Network One is reselling Bell Atlantic and BellSouth local service, but plans
to migrate all its business customers in BellSouth territory to UNE-P. In New
York, he says, the UNE-P offering is not enough. "You still need a digital
loop carrier in the central office," he says. "That permits you to
become a point of presence in the central office, and then you can lease
switching."

In the South, Brinkman says, it’s too good to miss. Network One has no plans
to build facilities there.

"Absolutely not," he says. "Think about it: I can get
everything I need, including the margins, without having to put any switching
gear anywhere. All the risks we have with deploying switches, we avoid."
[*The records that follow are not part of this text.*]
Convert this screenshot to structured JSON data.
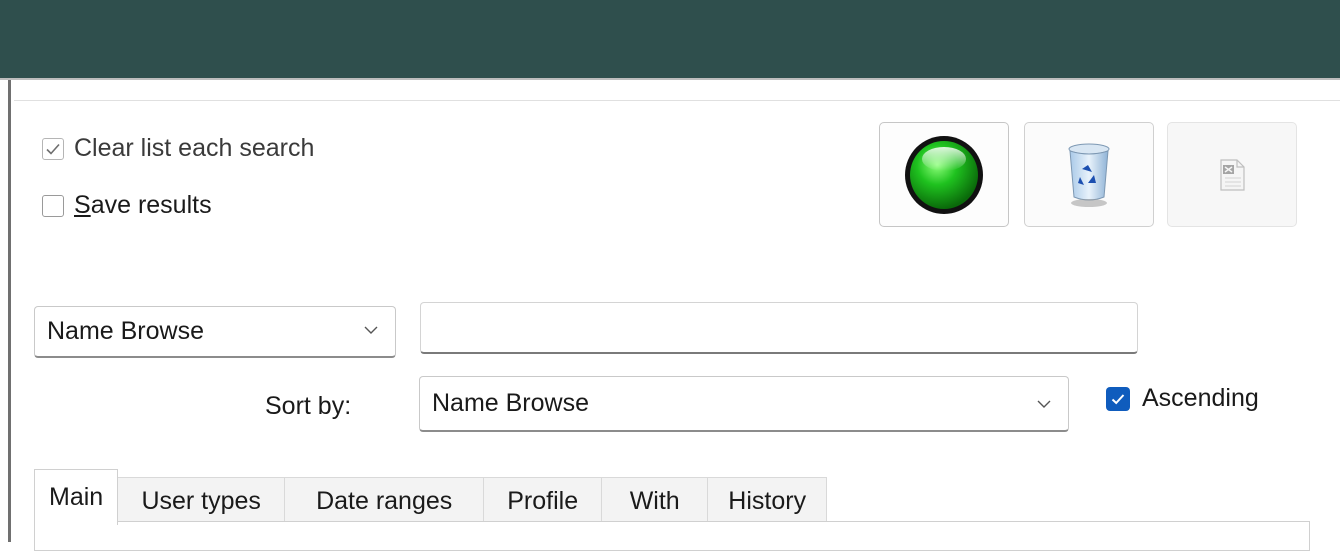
{
  "options": {
    "clear_list_label": "Clear list each search",
    "clear_list_checked": true,
    "save_results_label": "Save results",
    "save_results_checked": false
  },
  "toolbar": {
    "go_icon": "green-circle-go-icon",
    "clear_icon": "recycle-bin-icon",
    "export_icon": "export-excel-icon",
    "export_enabled": false
  },
  "search": {
    "mode_selected": "Name Browse",
    "query_value": ""
  },
  "sort": {
    "label": "Sort by:",
    "selected": "Name Browse",
    "ascending_label": "Ascending",
    "ascending_checked": true
  },
  "tabs": [
    {
      "label": "Main",
      "active": true
    },
    {
      "label": "User types",
      "active": false
    },
    {
      "label": "Date ranges",
      "active": false
    },
    {
      "label": "Profile",
      "active": false
    },
    {
      "label": "With",
      "active": false
    },
    {
      "label": "History",
      "active": false
    }
  ],
  "colors": {
    "titlebar": "#2f4f4d",
    "accent": "#0f5cbd",
    "go_green": "#1fa31f"
  }
}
Brinkman says his company has had next to no problems interfacing with
BellSouth. "They’ve done a great job of making their systems very, very
CLEC-friendly," he says.

Some observers see momentum building up for UNE-P. Certainly, Dhingra, who
thinks his company, Mantiss, is in a position to profit from such momentum,
believes there is a compelling argument for using UNE-P.

"The basic advantage for UNE-P is that you don’t have to locate a
switch, but buy a loop in a port on a monthly basis and get access to all the
features," he says. "We feel we’re in a good position to attack the
UNE-P [market] and are using the BellSouth/Access One deal as a ‘poster child.’
We’re talking to Bell Atlantic region customers."

So far, UNE-P has been the limited tool of small CLECs, but there has been at
least one sign recently that larger carriers may be interested in using it.
Sprint Corp. (www.sprint.com) recently began
offering local service in the city of New York and in other parts of New York
state. For at least the next year, it will resell Bell Atlantic service.
Eventually, company officials say, Sprint will migrate those resale customers to
Bell Atlantic’s UNE-P package.

Ken Branson is business and finance editor for PHONE+ magazine.